An Historical Perspective
DIRECTOR: Robert Bresson/French/1956
The original trailer announcing the 1956 release of Robert Bresson’s fourth film, A Man Escaped, opens on shots of the Montluc Prison in Lyon, France with voiceover narration successively describing the physical geography of the prison – “walls, bars, soldiers, guns” – before resting on a memorial plaque which reads, “Here, under German occupation, 10,000 men suffered at the hands of the Nazis. 7,000 died.” All the while, off-screen, the sound of marching boots increases in volume, fairly overpowering the soundtrack, before giving way at its crescendo, the camera panning away from the plaque, to Mozart’s Kyrie theme from his Great Mass in C Minor. The effect, in three minutes of screen time, is one where the demonic gives way to the transcendent. Subtitled The Wind Bloweth Where it Listeth, Robert Bresson’s A Man Escaped sets out to recreate the “truth”, as Bresson’s prologue informs us, “unadorned”, of Resistance fighter Lieutenant André Devigny’s (1916 – 1999) real-life escape from the Montluc Prison in 1943, as partly-fictionalized by Bresson in the story of the prisoner Fontaine (Francois Leterrier).
Through 99 of the most unlikely of riveting screen minutes a film viewer is ever likely to spend (period), we stay with Fontaine as he methodically plots his escape, attempts to communicate with other prisoners (both seen and unseen) through the walls of his cell, and, in the film’s most stirring moments – emphasized by the non-diegetic repetition of Mozart’s Great Mass – follow him daily to the prison courtyard where he empties his chamber pail and washes up in the common lavatory, his only moment of fellowship with his brothers-in-captivity. For a director whose style is one of deflating the artifice of drama with rigorously-observed shot composition and editing (a sidewise glance, a turn of a car door latch, the seized opportunity to flight outside the now-empty frame), along with non-expressive acting (we merely read singularity of purpose in Fontaine’s eyes, a reading which becomes more complex as the moral weight of events increase), the routine of solitary confinement and the passing of countless days in captivity become like mental (and spiritual) geography in the minds of its viewers – and all the more arresting for it.

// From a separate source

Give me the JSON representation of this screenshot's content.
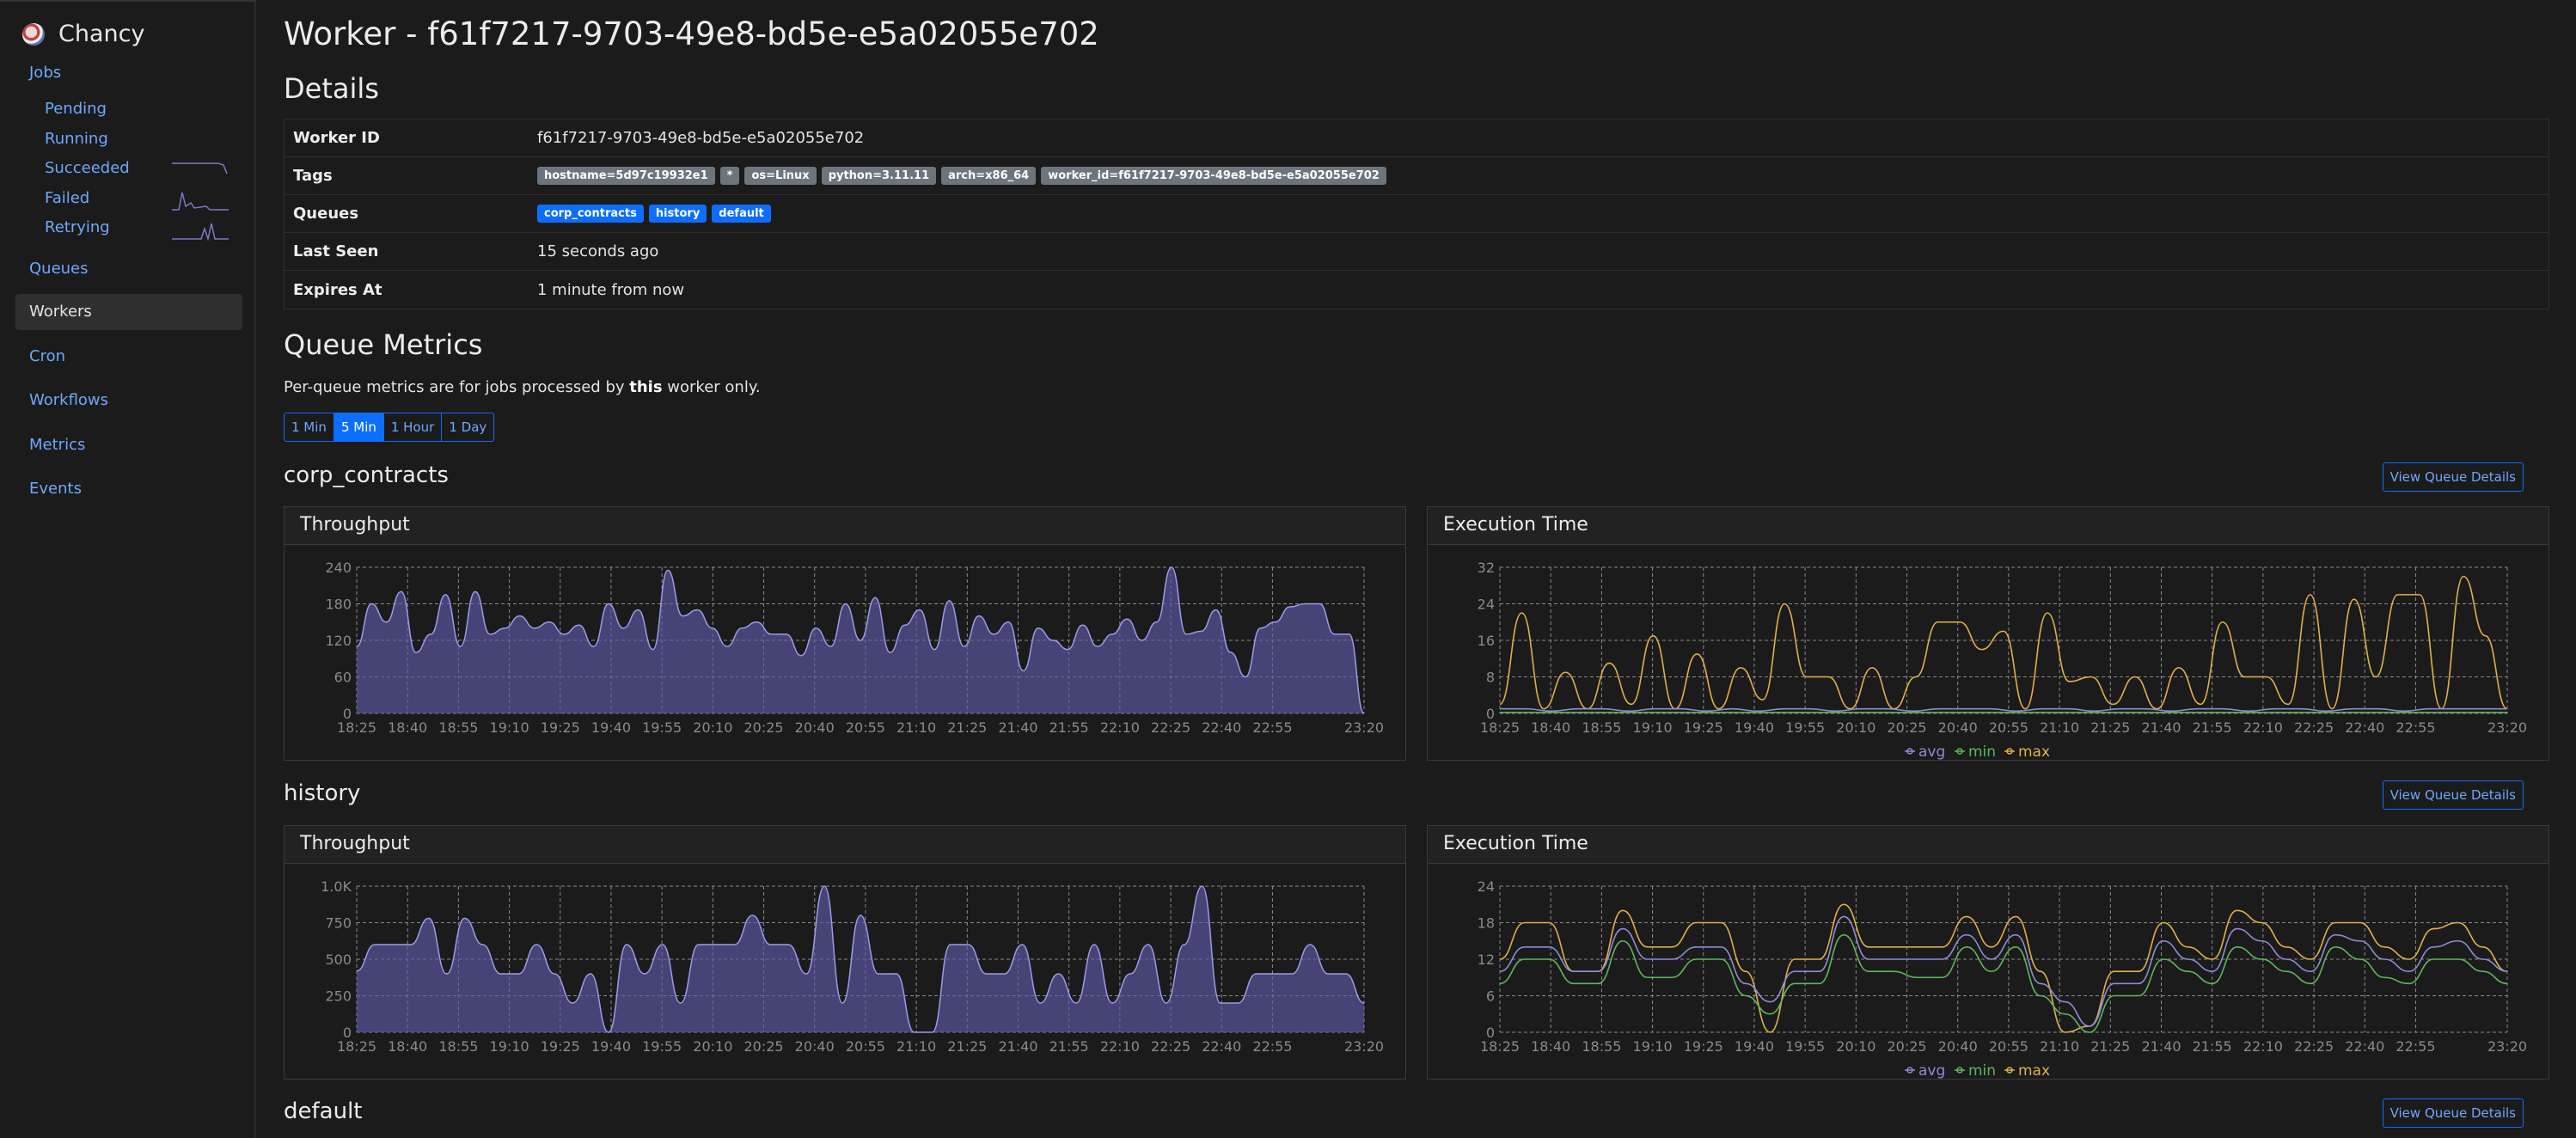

Drawing on Lt. Devigny’s factual memoirs, along with his own experience as a prisoner-of-war, Bresson’s matter-of-fact, deceptively simple style details in its exacting terms the experiences of one prisoner as a larger evocation of the tragedies and terrors of warfare. In a film where some of the most complex relationships are cultivated with “forbidden objects” such as a pencil, scraps of paper, a pin, the handle of a spoon, wood-shavings from the frame of his cell door, and horse-hair stuffing from his mattress, the stakes are as high and the drama, internal though it may be (marvelously elucidated in Fontaine’s diary-like voiceover narration), is as intense as a film depicting the landing at the Beach in Normandy.
Indeed, adding to the intensity following Fontaine being condemned to death at Lyon’s infamous Hotel Terminus – historically, the central command between 1942 and 1944 of SS Captain Klaus Barbie (1913 – 1991), notorious for cruelty and sadism even among Gestapo Officers – he suddenly gains a new cellmate in 16-year-old Jost (Charles Le Clainche) who, captured while wearing a German soldier’s coat, and later seen chatting blithely with a German officer, seems somewhat less than trustworthy. The drama gains a new dimension in this last third of the picture where Fontaine must decide whether to kill the boy, or to enlist his aid in escaping.
For us spoiler-concerned filmgoers of the early 21st century, where even the faintest hint of plot revealing apparently “ruins” our entire appreciation of the story, the climax and resolution of the drama is entirely given away by a more literal translation of the film’s original French title: condemned to die, the prisoner Fontaine escapes. But how he goes about doing so, the struggles and obstacles he must endure and overcome, and, most importantly, who he is brought to depend upon in order to effect his escape builds to a moment of quiet triumph unlike any yet captured on film. Screen poetry is achieved, as Bresson famously observed in his Notes on the Cinematographer (1950 – 1974), by “Empty[ing] the pond to get the fish”, and stripping away the battles and bullets down to the solitary efforts of one man in captivity, and subsequently the moral issue of whom he can trust, defines abstract qualities like “heroism” and “courage” in ways that a more conventional war movie could not hope to address.
As a genre, the War Picture is occasionally guilty of sensationalizing war and trivializing the struggles of the men and women who fight it. As a somewhat personal prejudice against the genre – and do feel free to disagree – bombs and explosions and such for the sake of, yes, bombs and explosions and such tend to diminish the legacies of those who actually fought and actually died. As a memorial to the thousands of men and women who struggled and died, victims of the greatest evil of our time, A Man Escaped is a testament to the indomitable spirit of those who resisted it, as interpreted by some of the most rigorous, uncompromising, and poetic filmmaking of the 20th century.